Bsp.: http://www.pfaffnau.ch/gif/wappen_pfaffnau.gif

Mir geht es momentan prinzipiell nur um die Form, Farben usw. weis ich wie ich gestalten will und kann, ich bekomm nur in Photoshop solch eine Form nicht hin ?
Hab mich mit dem Pfadwerkzeug versucht doch leider ohne erfolg,
könnte mir jemand helfen bzw. einen tip geben ? 

Danke !


----------



## Alexander Groß (2. Oktober 2007)

Woran scheitert es denn bei dir? Mit dem Pfadwerkzeug ist das eigentlich eine Sache von ein paar klicks. Oft hat Photoshop sogar schon fertige Formen für so etwas. In der Suche findest du mit "wappen" auch einige Hilfestellung. Wenn du trotzdem nicht weiterkommst einfach weiterfragen.


Alex


----------



## andy72 (2. Oktober 2007)

Mit dem Pfadwerkzeug liegst Du schon mal richtig 

Schritt 1)
Ziehe mit dem Pfeil-Werkzeug Hilfslinien in Anordnung eines senkrechten Rechtecks.
Ziehe nun eine weitere semkrechte Hilfslinie in der Mitte des Rechtecks.

Schritt 2)
Aktiviere in "Ansicht" die Ausrichtung an Hilfslinien, wechsle zum Pfadwerkzeug und setze nacheinander von Links nach rechts an der oberen Hilfslinie die 2 Knoten, danach
auf der zentrierten Hilfslinie unten einen Knoten und schliesse den Pfad dann an der
oberen linken Ecke des Hilfslinien-Rechteck, so dass Du ein Dreieck als Pfad hast.

Schritt 3)
Doppelklick das Pfadwerkzeug in der Werkzeugpalette  und wechsle zum Werkzeug mit dem offenen Dreieck, das nach unten zeigt ( habe jetzt nicht im Kopf, wie das heisst, ich glaube "Knoten umwandeln" *g*).
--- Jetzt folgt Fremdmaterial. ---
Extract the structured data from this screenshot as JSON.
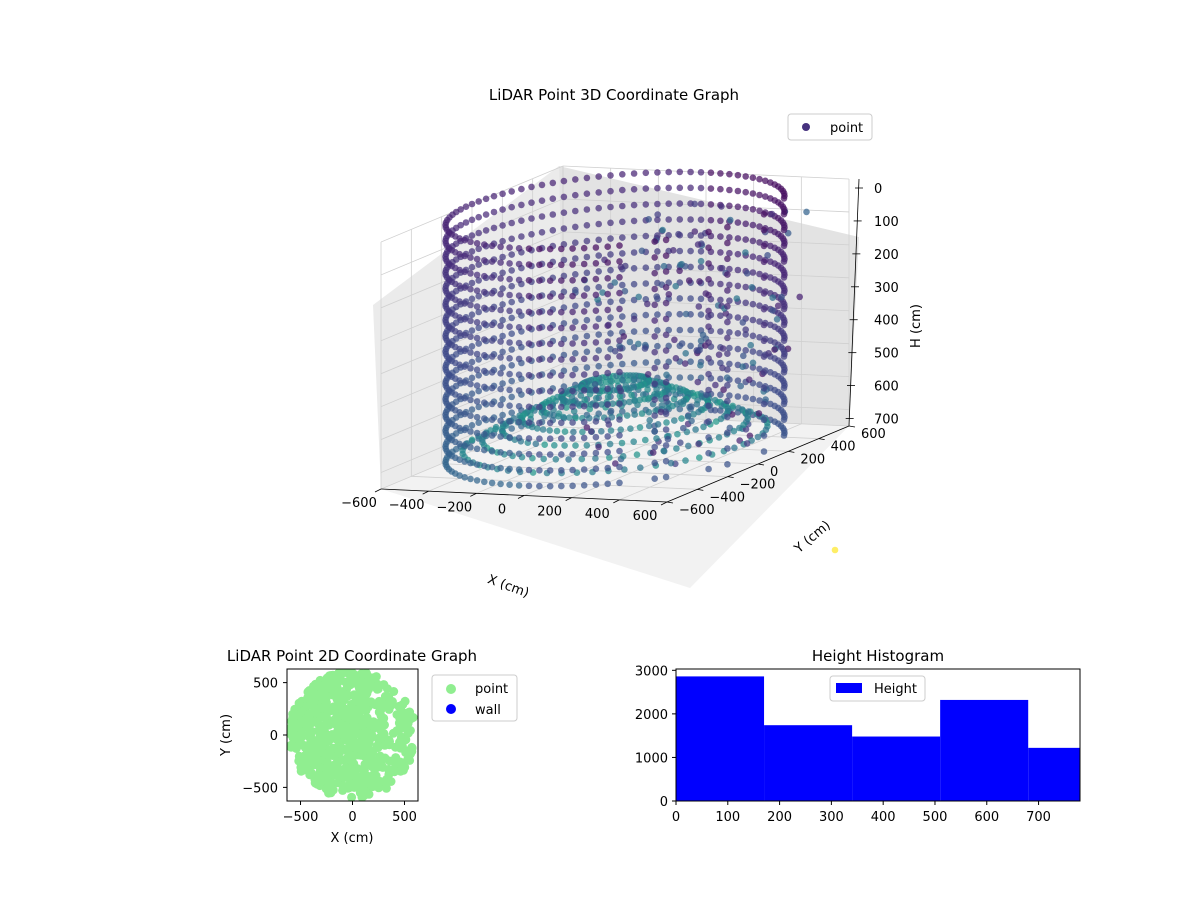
{
  "chart_data": [
    {
      "type": "scatter",
      "projection": "3d",
      "title": "LiDAR Point 3D Coordinate Graph",
      "xlabel": "X (cm)",
      "ylabel": "Y (cm)",
      "zlabel": "H (cm)",
      "xticks": [
        -600,
        -400,
        -200,
        0,
        200,
        400,
        600
      ],
      "yticks": [
        -600,
        -400,
        -200,
        0,
        200,
        400,
        600
      ],
      "zticks": [
        0,
        100,
        200,
        300,
        400,
        500,
        600,
        700
      ],
      "xlim": [
        -600,
        600
      ],
      "ylim": [
        -600,
        600
      ],
      "zlim": [
        750,
        0
      ],
      "z_inverted": true,
      "grid": true,
      "legend": {
        "placement": "upper-right",
        "entries": [
          "point"
        ]
      },
      "colormap": "viridis",
      "colors": {
        "ring": "#46327e",
        "ring_low": "#2f6b8e",
        "inner": "#21908c",
        "outlier": "#fde725"
      },
      "series": [
        {
          "name": "point",
          "description_shape": "cylindrical wall of points, radius about 600 cm, heights 0-750 cm, with a cluster of scattered interior points on the +X side",
          "samples": [
            {
              "x": -600,
              "y": 0,
              "z": 0
            },
            {
              "x": -600,
              "y": 0,
              "z": 700
            },
            {
              "x": 0,
              "y": 600,
              "z": 0
            },
            {
              "x": 0,
              "y": -600,
              "z": 700
            },
            {
              "x": 600,
              "y": 0,
              "z": 300
            },
            {
              "x": 300,
              "y": 100,
              "z": 200
            }
          ]
        }
      ]
    },
    {
      "type": "scatter",
      "title": "LiDAR Point 2D Coordinate Graph",
      "xlabel": "X (cm)",
      "ylabel": "Y (cm)",
      "xticks": [
        -500,
        0,
        500
      ],
      "yticks": [
        -500,
        0,
        500
      ],
      "xlim": [
        -630,
        630
      ],
      "ylim": [
        -630,
        630
      ],
      "legend": {
        "placement": "outside-right",
        "entries": [
          "point",
          "wall"
        ]
      },
      "series": [
        {
          "name": "point",
          "color": "#90ee90",
          "shape": "filled disk radius about 600 cm centred at origin, with gaps on the +X side"
        },
        {
          "name": "wall",
          "color": "#0000ff",
          "values": []
        }
      ]
    },
    {
      "type": "bar",
      "subtype": "histogram",
      "title": "Height Histogram",
      "xlabel": "",
      "ylabel": "",
      "bins": [
        {
          "from": 0,
          "to": 170,
          "count": 2860
        },
        {
          "from": 170,
          "to": 340,
          "count": 1740
        },
        {
          "from": 340,
          "to": 510,
          "count": 1480
        },
        {
          "from": 510,
          "to": 680,
          "count": 2320
        },
        {
          "from": 680,
          "to": 850,
          "count": 1220
        }
      ],
      "xlim": [
        0,
        780
      ],
      "ylim": [
        0,
        3030
      ],
      "xticks": [
        0,
        100,
        200,
        300,
        400,
        500,
        600,
        700
      ],
      "yticks": [
        0,
        1000,
        2000,
        3000
      ],
      "bar_color": "#0000ff",
      "legend": {
        "placement": "upper-center",
        "entries": [
          "Height"
        ]
      },
      "series": [
        {
          "name": "Height",
          "values": [
            2860,
            1740,
            1480,
            2320,
            1220
          ]
        }
      ]
    }
  ]
}
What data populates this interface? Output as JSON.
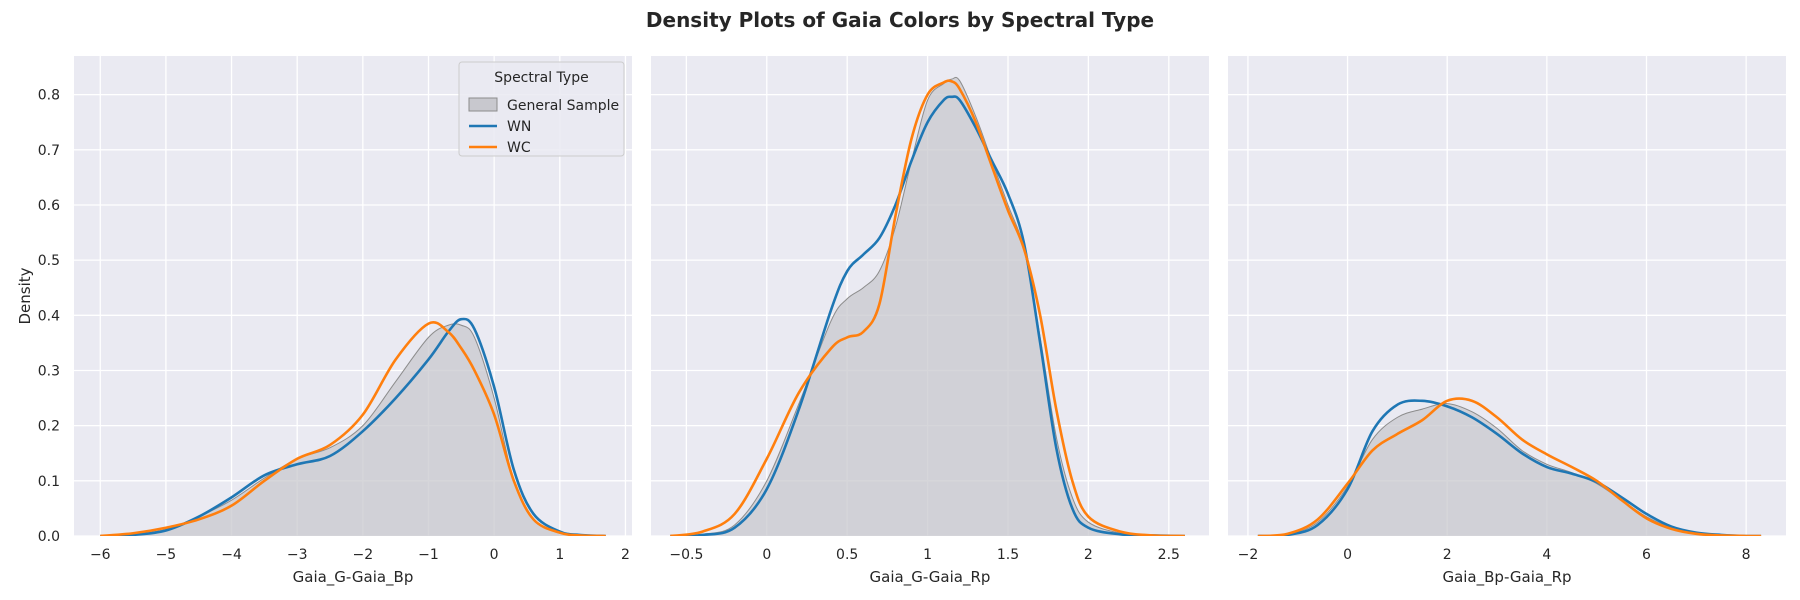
{
  "title": "Density Plots of Gaia Colors by Spectral Type",
  "legend": {
    "title": "Spectral Type",
    "placement": "upper-right of first panel",
    "entries": [
      {
        "label": "General Sample",
        "color": "#b0b0b8",
        "kind": "fill"
      },
      {
        "label": "WN",
        "color": "#1f77b4",
        "kind": "line"
      },
      {
        "label": "WC",
        "color": "#ff7f0e",
        "kind": "line"
      }
    ]
  },
  "colors": {
    "background": "#eaeaf2",
    "grid": "#ffffff",
    "general_fill": "#c8c8ce",
    "general_edge": "#8c8c8c",
    "wn": "#1f77b4",
    "wc": "#ff7f0e"
  },
  "chart_data": [
    {
      "type": "line",
      "title": "",
      "xlabel": "Gaia_G-Gaia_Bp",
      "ylabel": "Density",
      "xlim": [
        -6.4,
        2.1
      ],
      "ylim": [
        0,
        0.87
      ],
      "xticks": [
        -6,
        -5,
        -4,
        -3,
        -2,
        -1,
        0,
        1,
        2
      ],
      "yticks": [
        0.0,
        0.1,
        0.2,
        0.3,
        0.4,
        0.5,
        0.6,
        0.7,
        0.8
      ],
      "ytick_labels_shown": true,
      "grid": true,
      "series": [
        {
          "name": "General Sample",
          "style": "fill",
          "x": [
            -6.0,
            -5.5,
            -5.0,
            -4.5,
            -4.0,
            -3.5,
            -3.0,
            -2.5,
            -2.0,
            -1.5,
            -1.0,
            -0.7,
            -0.5,
            -0.3,
            0.0,
            0.3,
            0.6,
            1.0,
            1.3,
            1.7
          ],
          "y": [
            0.0,
            0.003,
            0.012,
            0.035,
            0.065,
            0.105,
            0.14,
            0.16,
            0.2,
            0.28,
            0.36,
            0.382,
            0.382,
            0.36,
            0.25,
            0.1,
            0.03,
            0.006,
            0.001,
            0.0
          ]
        },
        {
          "name": "WN",
          "style": "line",
          "x": [
            -6.0,
            -5.5,
            -5.0,
            -4.5,
            -4.0,
            -3.5,
            -3.0,
            -2.5,
            -2.0,
            -1.5,
            -1.0,
            -0.7,
            -0.5,
            -0.3,
            0.0,
            0.3,
            0.6,
            1.0,
            1.3,
            1.7
          ],
          "y": [
            0.0,
            0.002,
            0.01,
            0.035,
            0.07,
            0.11,
            0.13,
            0.145,
            0.19,
            0.25,
            0.32,
            0.37,
            0.393,
            0.375,
            0.27,
            0.12,
            0.04,
            0.008,
            0.002,
            0.0
          ]
        },
        {
          "name": "WC",
          "style": "line",
          "x": [
            -6.0,
            -5.5,
            -5.0,
            -4.5,
            -4.0,
            -3.5,
            -3.0,
            -2.5,
            -2.0,
            -1.5,
            -1.0,
            -0.7,
            -0.5,
            -0.3,
            0.0,
            0.3,
            0.6,
            1.0,
            1.3,
            1.7
          ],
          "y": [
            0.0,
            0.005,
            0.015,
            0.03,
            0.055,
            0.1,
            0.14,
            0.165,
            0.22,
            0.32,
            0.385,
            0.37,
            0.34,
            0.3,
            0.22,
            0.1,
            0.03,
            0.006,
            0.001,
            0.0
          ]
        }
      ]
    },
    {
      "type": "line",
      "title": "",
      "xlabel": "Gaia_G-Gaia_Rp",
      "ylabel": "",
      "xlim": [
        -0.72,
        2.75
      ],
      "ylim": [
        0,
        0.87
      ],
      "xticks": [
        -0.5,
        0.0,
        0.5,
        1.0,
        1.5,
        2.0,
        2.5
      ],
      "yticks": [
        0.0,
        0.1,
        0.2,
        0.3,
        0.4,
        0.5,
        0.6,
        0.7,
        0.8
      ],
      "ytick_labels_shown": false,
      "grid": true,
      "series": [
        {
          "name": "General Sample",
          "style": "fill",
          "x": [
            -0.6,
            -0.4,
            -0.2,
            0.0,
            0.2,
            0.4,
            0.5,
            0.6,
            0.7,
            0.8,
            0.9,
            1.0,
            1.1,
            1.15,
            1.2,
            1.3,
            1.4,
            1.5,
            1.6,
            1.7,
            1.8,
            1.9,
            2.0,
            2.2,
            2.4,
            2.6
          ],
          "y": [
            0.0,
            0.003,
            0.02,
            0.1,
            0.24,
            0.39,
            0.43,
            0.45,
            0.48,
            0.56,
            0.68,
            0.79,
            0.82,
            0.828,
            0.825,
            0.76,
            0.68,
            0.6,
            0.52,
            0.36,
            0.18,
            0.07,
            0.025,
            0.005,
            0.001,
            0.0
          ]
        },
        {
          "name": "WN",
          "style": "line",
          "x": [
            -0.6,
            -0.4,
            -0.2,
            0.0,
            0.2,
            0.4,
            0.5,
            0.6,
            0.7,
            0.8,
            0.9,
            1.0,
            1.1,
            1.15,
            1.2,
            1.3,
            1.4,
            1.5,
            1.6,
            1.7,
            1.8,
            1.9,
            2.0,
            2.2,
            2.4,
            2.6
          ],
          "y": [
            0.0,
            0.002,
            0.015,
            0.085,
            0.23,
            0.41,
            0.48,
            0.51,
            0.54,
            0.6,
            0.68,
            0.75,
            0.79,
            0.796,
            0.79,
            0.74,
            0.68,
            0.62,
            0.53,
            0.35,
            0.16,
            0.05,
            0.015,
            0.003,
            0.001,
            0.0
          ]
        },
        {
          "name": "WC",
          "style": "line",
          "x": [
            -0.6,
            -0.4,
            -0.2,
            0.0,
            0.2,
            0.4,
            0.5,
            0.6,
            0.7,
            0.8,
            0.9,
            1.0,
            1.1,
            1.15,
            1.2,
            1.3,
            1.4,
            1.5,
            1.6,
            1.7,
            1.8,
            1.9,
            2.0,
            2.2,
            2.4,
            2.6
          ],
          "y": [
            0.0,
            0.008,
            0.04,
            0.14,
            0.26,
            0.34,
            0.36,
            0.37,
            0.42,
            0.58,
            0.72,
            0.8,
            0.822,
            0.824,
            0.81,
            0.75,
            0.67,
            0.59,
            0.52,
            0.4,
            0.23,
            0.1,
            0.035,
            0.008,
            0.001,
            0.0
          ]
        }
      ]
    },
    {
      "type": "line",
      "title": "",
      "xlabel": "Gaia_Bp-Gaia_Rp",
      "ylabel": "",
      "xlim": [
        -2.4,
        8.8
      ],
      "ylim": [
        0,
        0.87
      ],
      "xticks": [
        -2,
        0,
        2,
        4,
        6,
        8
      ],
      "yticks": [
        0.0,
        0.1,
        0.2,
        0.3,
        0.4,
        0.5,
        0.6,
        0.7,
        0.8
      ],
      "ytick_labels_shown": false,
      "grid": true,
      "series": [
        {
          "name": "General Sample",
          "style": "fill",
          "x": [
            -1.8,
            -1.2,
            -0.6,
            0.0,
            0.5,
            1.0,
            1.5,
            2.0,
            2.5,
            3.0,
            3.5,
            4.0,
            4.5,
            5.0,
            5.5,
            6.0,
            6.5,
            7.0,
            7.5,
            8.0,
            8.3
          ],
          "y": [
            0.0,
            0.003,
            0.025,
            0.09,
            0.175,
            0.215,
            0.23,
            0.24,
            0.225,
            0.195,
            0.155,
            0.13,
            0.115,
            0.095,
            0.065,
            0.035,
            0.015,
            0.005,
            0.002,
            0.0,
            0.0
          ]
        },
        {
          "name": "WN",
          "style": "line",
          "x": [
            -1.8,
            -1.2,
            -0.6,
            0.0,
            0.5,
            1.0,
            1.5,
            2.0,
            2.5,
            3.0,
            3.5,
            4.0,
            4.5,
            5.0,
            5.5,
            6.0,
            6.5,
            7.0,
            7.5,
            8.0,
            8.3
          ],
          "y": [
            0.0,
            0.002,
            0.02,
            0.085,
            0.19,
            0.238,
            0.245,
            0.235,
            0.215,
            0.185,
            0.15,
            0.125,
            0.113,
            0.098,
            0.07,
            0.04,
            0.017,
            0.006,
            0.002,
            0.0,
            0.0
          ]
        },
        {
          "name": "WC",
          "style": "line",
          "x": [
            -1.8,
            -1.2,
            -0.6,
            0.0,
            0.5,
            1.0,
            1.5,
            2.0,
            2.5,
            3.0,
            3.5,
            4.0,
            4.5,
            5.0,
            5.5,
            6.0,
            6.5,
            7.0,
            7.5,
            8.0,
            8.3
          ],
          "y": [
            0.0,
            0.004,
            0.03,
            0.095,
            0.155,
            0.185,
            0.21,
            0.245,
            0.245,
            0.215,
            0.175,
            0.148,
            0.125,
            0.1,
            0.065,
            0.032,
            0.013,
            0.004,
            0.001,
            0.0,
            0.0
          ]
        }
      ]
    }
  ]
}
Klicke damit einmal auf den unteren Knoten, um den spitzen Knoten in eine welle umzuwandeln und ziehe vorsichtig an einem der nun entstandenen "Griffel" an den Seiten, um die Linie zu verzerren.

Schritt 4)
Wechsle in der Werkzeugpalette der Pfadwerkzeuge nun zum Werkzeug mit dem weissen Pfeil, um den unteren Knoten nun so zu verzerren, dass er symmetrisch wird:
Ziehe die Beiden Enden des Knoten (die Griffe) nun auf der linken und rechten Seite soweit nach aussen, bis der gewünschte Effekt der Verzerrung erreicht ist.

Um nun das Wappen zu füllen, kannst Du in der Ebenenpalette auf "Pfade" klicksen,
dann mit Rechts auf den Pfad in der Pfadpalette klicken und dann auf "Auswahl erstellen".

Ab hier solltest Du alleine weiter kommen 

LG
Andy


----------